Michael Littman and Leon Bottou have decided to use a franchise program chair approach to reviewing at ICML this year. I’ll be one of the area chairs, so I wanted to mention a few things if you are thinking about naming me.

  1. I take reviewing seriously. That means papers to be reviewed are read, the implications are considered, and decisions are only made after that. I do my best to be fair, and there are zero subjects that I consider categorical rejects. I don’t consider several arguments for rejection-not-on-the-merits reasonable.
  2. I am generally interested in papers that (a) analyze new models of machine learning, (b) provide new algorithms, and (c) show that they work empirically on plausibly real problems. If a paper has the trifecta, I’m particularly interested. With 2 out of 3, I might be interested. I often find papers with only one element harder to accept, including papers with just (a).
  3. I’m a bit tough. I rarely jump-up-and-down about a paper, because I believe that great progress is rarely made.

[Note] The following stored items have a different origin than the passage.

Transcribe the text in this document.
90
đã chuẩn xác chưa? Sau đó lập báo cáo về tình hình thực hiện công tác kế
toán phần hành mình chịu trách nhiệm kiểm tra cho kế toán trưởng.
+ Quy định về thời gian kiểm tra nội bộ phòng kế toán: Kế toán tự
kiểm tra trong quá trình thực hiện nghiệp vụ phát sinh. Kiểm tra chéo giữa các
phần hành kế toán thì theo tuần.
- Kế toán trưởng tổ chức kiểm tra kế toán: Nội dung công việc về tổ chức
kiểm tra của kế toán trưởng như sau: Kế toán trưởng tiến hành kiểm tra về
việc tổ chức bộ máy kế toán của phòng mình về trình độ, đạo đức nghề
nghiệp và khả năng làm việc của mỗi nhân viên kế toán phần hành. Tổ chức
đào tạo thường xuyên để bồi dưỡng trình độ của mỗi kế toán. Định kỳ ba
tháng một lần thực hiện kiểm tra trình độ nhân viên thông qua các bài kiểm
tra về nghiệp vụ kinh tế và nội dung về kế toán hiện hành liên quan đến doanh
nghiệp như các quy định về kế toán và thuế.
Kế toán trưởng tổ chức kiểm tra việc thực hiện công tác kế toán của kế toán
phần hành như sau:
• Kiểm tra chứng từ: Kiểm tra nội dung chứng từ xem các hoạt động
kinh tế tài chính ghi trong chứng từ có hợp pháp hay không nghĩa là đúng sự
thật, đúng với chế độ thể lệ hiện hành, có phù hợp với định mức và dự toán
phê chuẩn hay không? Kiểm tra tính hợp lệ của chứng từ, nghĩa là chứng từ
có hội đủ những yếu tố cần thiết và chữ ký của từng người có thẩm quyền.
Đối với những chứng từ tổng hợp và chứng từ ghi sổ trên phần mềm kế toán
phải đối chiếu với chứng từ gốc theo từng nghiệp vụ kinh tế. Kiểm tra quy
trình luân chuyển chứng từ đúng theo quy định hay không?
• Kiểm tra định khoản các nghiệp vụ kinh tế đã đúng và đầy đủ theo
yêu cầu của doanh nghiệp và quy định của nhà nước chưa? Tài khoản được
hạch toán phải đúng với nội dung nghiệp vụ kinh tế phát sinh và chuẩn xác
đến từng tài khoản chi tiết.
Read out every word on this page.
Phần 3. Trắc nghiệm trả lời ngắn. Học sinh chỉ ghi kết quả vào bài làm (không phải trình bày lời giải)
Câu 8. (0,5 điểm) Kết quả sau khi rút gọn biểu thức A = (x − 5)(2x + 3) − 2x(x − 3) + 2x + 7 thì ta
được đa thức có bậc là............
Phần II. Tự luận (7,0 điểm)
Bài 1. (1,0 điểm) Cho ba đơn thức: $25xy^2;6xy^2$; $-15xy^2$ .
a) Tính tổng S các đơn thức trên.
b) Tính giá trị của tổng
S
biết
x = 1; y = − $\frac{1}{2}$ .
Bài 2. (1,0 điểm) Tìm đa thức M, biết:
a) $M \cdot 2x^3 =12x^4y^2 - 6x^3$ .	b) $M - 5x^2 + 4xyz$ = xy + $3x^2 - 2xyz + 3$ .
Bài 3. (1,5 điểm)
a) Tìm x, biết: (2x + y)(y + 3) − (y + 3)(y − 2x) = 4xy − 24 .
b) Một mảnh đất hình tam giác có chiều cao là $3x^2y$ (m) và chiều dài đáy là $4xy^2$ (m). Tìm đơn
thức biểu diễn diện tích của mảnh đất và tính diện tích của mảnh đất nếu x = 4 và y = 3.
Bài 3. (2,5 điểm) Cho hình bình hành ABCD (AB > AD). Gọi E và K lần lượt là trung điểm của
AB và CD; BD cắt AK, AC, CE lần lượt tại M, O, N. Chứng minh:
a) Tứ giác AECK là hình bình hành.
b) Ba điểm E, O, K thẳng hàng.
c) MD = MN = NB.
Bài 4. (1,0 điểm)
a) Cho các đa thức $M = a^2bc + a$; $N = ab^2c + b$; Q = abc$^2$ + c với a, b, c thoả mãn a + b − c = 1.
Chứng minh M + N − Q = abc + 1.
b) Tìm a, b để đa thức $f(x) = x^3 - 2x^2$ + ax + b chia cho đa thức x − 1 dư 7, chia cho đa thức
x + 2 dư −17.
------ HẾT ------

I’m not very interested in new algorithms with the same theorems as older algorithms. I’m also cautious about new analysis for older algorithms, since I like to see analysis driving algorithm rather than vice-versa. I prioritize a proof-of-possibility over a quantitative improvement. I consider quantitative improvements of small constant factors in sample complexity significant. For computationaly complexity, I generally want to see at least an order of magnitude improvement. I generally disregard any experiments on toy data, because I’ve found that toy data and real data can too-easily differ in their behavior.
  4. My personal interests are pretty well covered by existing papers, but this is perhaps not too important a criteria, compared to the above, as I easily believe other subjects are interesting.